Forum Moderators: phranque

Message Too Old, No Replies

allow google-image?

robots.txt allow/disallow

         

keyplyr

4:45 am on Sep 8, 2003 (gmt 0)

WebmasterWorld Senior Member 10+ Year Member Top Contributors Of The Month




I wish google-image to have access to directory4 and directory5 but other bots to follow the below rules. How do I do this? Thanks

User-agent: *
Disallow: directory1/
Disallow: directory2/
Disallow: directory3/
Disallow: directory4/
Disallow: directory5/
Disallow: directory6/

DaveAtIFG

5:11 am on Sep 8, 2003 (gmt 0)

WebmasterWorld Senior Member 10+ Year Member



Try this [searchengineworld.com] and use the validator [searchengineworld.com] to confirm your work.

keyplyr

5:15 am on Sep 8, 2003 (gmt 0)

WebmasterWorld Senior Member 10+ Year Member Top Contributors Of The Month



That page does not address the question I asked

DaveAtIFG

5:23 am on Sep 8, 2003 (gmt 0)

WebmasterWorld Senior Member 10+ Year Member



I agree that it doesn't provide a specific example. Follow the links if necessary, to write your code.

closed

12:37 pm on Sep 8, 2003 (gmt 0)

10+ Year Member



I don't know if this would work, but since google-image scans HTML pages to find images, maybe you could try this: Put an HTML document in directory4 and directory5 that lists the images in that directory. Put a META tag that has noindex and nofollow for all the other bots, then have a separate line for google-image with the permissions you want. In your robots.txt file, you'll have to delete the Disallow lines for directory4 and directory5.

closed

1:39 pm on Sep 14, 2003 (gmt 0)

10+ Year Member



What was I thinking? This should work:

User-agent: *
Disallow: /directory1/
Disallow: /directory2/
Disallow: /directory3/
Disallow: /directory4/
Disallow: /directory5/
Disallow: /directory6/


User-agent: google-image
Disallow: /directory1/
Disallow: /directory2/
Disallow: /directory3/
Disallow: /directory6/

I added a forward slash to the beginning of each directory name.
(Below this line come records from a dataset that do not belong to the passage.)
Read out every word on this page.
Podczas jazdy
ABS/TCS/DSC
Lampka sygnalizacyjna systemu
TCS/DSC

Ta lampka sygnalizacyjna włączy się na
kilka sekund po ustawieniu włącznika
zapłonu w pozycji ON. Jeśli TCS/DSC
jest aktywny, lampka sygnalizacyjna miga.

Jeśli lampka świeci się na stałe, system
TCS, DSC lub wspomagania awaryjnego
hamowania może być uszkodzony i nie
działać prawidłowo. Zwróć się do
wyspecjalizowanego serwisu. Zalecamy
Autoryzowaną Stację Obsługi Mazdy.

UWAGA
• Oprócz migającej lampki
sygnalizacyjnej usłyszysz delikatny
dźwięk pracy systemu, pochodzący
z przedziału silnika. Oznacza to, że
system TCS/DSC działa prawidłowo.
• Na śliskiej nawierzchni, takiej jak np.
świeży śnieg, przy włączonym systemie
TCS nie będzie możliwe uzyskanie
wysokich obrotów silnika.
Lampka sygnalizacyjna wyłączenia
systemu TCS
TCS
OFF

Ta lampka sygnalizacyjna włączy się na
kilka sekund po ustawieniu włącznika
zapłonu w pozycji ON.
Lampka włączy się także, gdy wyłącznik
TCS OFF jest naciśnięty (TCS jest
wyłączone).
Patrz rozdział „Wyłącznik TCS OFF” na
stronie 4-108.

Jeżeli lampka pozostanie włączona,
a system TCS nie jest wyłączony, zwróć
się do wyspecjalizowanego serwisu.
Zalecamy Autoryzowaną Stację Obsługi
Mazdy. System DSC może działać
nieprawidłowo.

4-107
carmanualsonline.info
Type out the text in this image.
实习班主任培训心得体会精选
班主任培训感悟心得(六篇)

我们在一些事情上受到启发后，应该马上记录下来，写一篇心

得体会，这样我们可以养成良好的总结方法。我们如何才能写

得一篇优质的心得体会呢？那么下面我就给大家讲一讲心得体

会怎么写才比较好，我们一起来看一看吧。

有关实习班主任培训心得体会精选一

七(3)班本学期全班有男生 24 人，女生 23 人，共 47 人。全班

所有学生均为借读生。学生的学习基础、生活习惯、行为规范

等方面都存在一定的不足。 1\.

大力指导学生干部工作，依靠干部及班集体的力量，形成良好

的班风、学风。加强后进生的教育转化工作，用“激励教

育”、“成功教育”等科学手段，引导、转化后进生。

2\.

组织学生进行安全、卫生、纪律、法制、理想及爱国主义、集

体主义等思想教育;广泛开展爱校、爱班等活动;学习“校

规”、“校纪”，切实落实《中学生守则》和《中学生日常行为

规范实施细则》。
I don't really know if the user-agent for google-image is right, but you get the idea. Basically, you just copy all the Disallow lines for the other robots, paste them to the more specific case for google-image, then remove the Disallows for /directory4/ and /directory5/ to allow access.

jdMorgan

7:11 pm on Sep 14, 2003 (gmt 0)

WebmasterWorld Senior Member 10+ Year Member



You'll need to reverse the records in that code. Otherwise, ALL spiders will accept the User-agent: * record, and stop looking any further. Put the Googlebot-image record first; Googlebot-Image will accept that one, and the other spiders will ignore it, and then accept the User-agent: * record.

Jim

keyplyr

7:57 pm on Sep 14, 2003 (gmt 0)

WebmasterWorld Senior Member 10+ Year Member Top Contributors Of The Month



Thanks - what's up with the preceeding slash? In 5 years, I've never used it.

closed

8:34 pm on Sep 14, 2003 (gmt 0)

10+ Year Member



You'll need to reverse the records in that code. Otherwise, ALL spiders will accept the User-agent: * record, and stop looking any further.

I want to agree with you on that one, Jim, but I can't. If you check here [robotstxt.org], you'll see that User-agent: * comes first. It works both ways. I also know that that works because I exclude robots that way.

Thanks - what's up with the preceeding slash? In 5 years, I've never used it.

My guess is that what you had before would disallow access to any directory whose name appeared in the Disallow. The slash is there to make sure that you disallow access only to files in /directoryN/ and not to files in, say, /differentDirectory/directoryN/. It's okay to use it without the slash, I guess, but if you aren't careful, you may end up disallowing access to more files than you really want.

keyplyr

8:59 pm on Sep 14, 2003 (gmt 0)

WebmasterWorld Senior Member 10+ Year Member Top Contributors Of The Month




...okay to use it without the slash... but... you may end up disallowing access to more files than you really want.

OK, I understand your point. I never considered this since I don't nest directories. Thanks.

closed

9:09 pm on Sep 14, 2003 (gmt 0)

10+ Year Member



You're welcome, keyplyr.

keyplyr

9:28 pm on Sep 14, 2003 (gmt 0)

WebmasterWorld Senior Member 10+ Year Member Top Contributors Of The Month



Just for the record, I checked and the UA is Googlebot-Image